I’ll be keeping note of my lessons learned as a private investor and also my previous experience as a tech entrepreneur.
- In the market, only 1 thing matters: Supply & Demand. Never fight the present strongest force that drives price & direction. In Equity Markets, from 2009-2019, it was QE/Fed Printing pushing up Stocks. In 2020, again, the Fed has pushed up Stocks. Opinions don’t matter.
- Risk and worry go hand in hand. If you’re not worried then you’re probably not risking enough. Always play for meaningful stakes but don’t bet amounts whose loss would bankrupt you. Nobody becomes rich without some kind of big risk taken.
- I agree with Gerald Loeb, one of Wall Street’s great traders, when he once said: “All investment is speculation. The only difference is that some people admit it and some don’t.”
- Focus 70% of your resources on near term payoff base-hits, 20% on longer term doubles and triples, and 10% on transformational home runs.
- Always take your profit too soon: short modest winning streaks are the most common. Decide in advance what you want from a venture, and when you get it, get out. This is extremely important especially in highly volatile markets like crypto.
- Cut your losses; you are right at most 50% of the time. When the ship starts to sink, jump. Take small losses to protect yourself against big ones. Accept small losses cheerfully as a fact of life. Expect to experience several while awaiting a large gain.
- Be cautious about long-range plans. Planning is useful but you must adjust as you go. Periodically evaluate all that you have invested in.
- The majority is probably wrong: think things through on your own. Never follow a fad: the best time to buy something is often when nobody else wants it.

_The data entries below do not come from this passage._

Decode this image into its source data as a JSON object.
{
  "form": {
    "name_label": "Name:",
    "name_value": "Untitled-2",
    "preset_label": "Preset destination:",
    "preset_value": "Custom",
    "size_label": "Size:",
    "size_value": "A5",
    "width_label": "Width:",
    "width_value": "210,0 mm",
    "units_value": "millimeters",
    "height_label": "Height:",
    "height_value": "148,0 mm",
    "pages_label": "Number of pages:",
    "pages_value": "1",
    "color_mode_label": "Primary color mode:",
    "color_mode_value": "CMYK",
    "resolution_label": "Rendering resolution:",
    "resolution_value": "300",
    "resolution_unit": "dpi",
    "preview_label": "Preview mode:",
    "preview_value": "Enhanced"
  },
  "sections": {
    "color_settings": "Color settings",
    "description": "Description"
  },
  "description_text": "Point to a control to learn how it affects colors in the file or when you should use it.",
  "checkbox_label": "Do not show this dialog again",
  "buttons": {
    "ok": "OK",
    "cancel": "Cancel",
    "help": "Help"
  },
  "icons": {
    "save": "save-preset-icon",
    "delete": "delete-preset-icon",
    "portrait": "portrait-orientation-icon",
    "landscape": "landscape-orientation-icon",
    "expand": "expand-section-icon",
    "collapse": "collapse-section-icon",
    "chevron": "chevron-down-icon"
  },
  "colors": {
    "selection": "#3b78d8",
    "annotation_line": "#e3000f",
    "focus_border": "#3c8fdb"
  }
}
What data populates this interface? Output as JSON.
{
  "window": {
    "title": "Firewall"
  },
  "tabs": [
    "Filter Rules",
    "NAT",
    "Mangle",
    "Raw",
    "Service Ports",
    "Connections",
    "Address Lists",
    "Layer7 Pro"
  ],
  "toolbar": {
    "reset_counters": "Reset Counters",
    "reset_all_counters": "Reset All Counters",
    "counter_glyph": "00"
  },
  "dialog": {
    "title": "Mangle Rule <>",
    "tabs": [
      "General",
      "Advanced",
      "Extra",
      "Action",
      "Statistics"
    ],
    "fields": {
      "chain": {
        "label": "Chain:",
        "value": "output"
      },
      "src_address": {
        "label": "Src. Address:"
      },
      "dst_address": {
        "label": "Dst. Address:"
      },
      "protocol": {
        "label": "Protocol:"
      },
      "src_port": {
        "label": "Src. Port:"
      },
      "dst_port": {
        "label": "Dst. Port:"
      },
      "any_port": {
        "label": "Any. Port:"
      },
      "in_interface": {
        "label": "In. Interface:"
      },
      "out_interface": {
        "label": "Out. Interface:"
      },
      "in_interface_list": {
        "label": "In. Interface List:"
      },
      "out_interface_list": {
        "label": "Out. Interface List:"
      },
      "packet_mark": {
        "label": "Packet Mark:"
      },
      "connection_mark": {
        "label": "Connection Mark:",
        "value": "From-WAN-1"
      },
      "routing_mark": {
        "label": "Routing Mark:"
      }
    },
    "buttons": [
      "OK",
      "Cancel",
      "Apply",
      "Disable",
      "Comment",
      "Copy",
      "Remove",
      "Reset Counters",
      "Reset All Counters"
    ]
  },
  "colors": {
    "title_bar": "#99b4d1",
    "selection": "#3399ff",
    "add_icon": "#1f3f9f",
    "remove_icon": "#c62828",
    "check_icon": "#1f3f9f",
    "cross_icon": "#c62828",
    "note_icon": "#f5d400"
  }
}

- Optimism is expecting the best, confidence is knowing how you will handle the worst. Never make a move if you are merely optimistic. Know how you will handle the worst.
- Your intuition can be trusted if it can be explained. First determine if you have a rich enough experience base to have formed a viable hunch. Don’t confuse a hunch with a hope: put more trust in hunches about negative outcomes.
- Beware of getting too comfortable. Do not become trapped in a souring venture because of loyalty or nostalgia. Keep your eyes open to better opportunities at all times.
As an investor for the long term, Buffett said the best move is the easiest: buy and hold. He quotes Rudyard Kipling’s “If”:
If you can keep your head when all about you are losing theirs …
If you can wait and not be tired by waiting …
If you can think – and not make thoughts your aim …
If you can trust yourself when all men doubt you …
Yours is the Earth and everything that’s in it.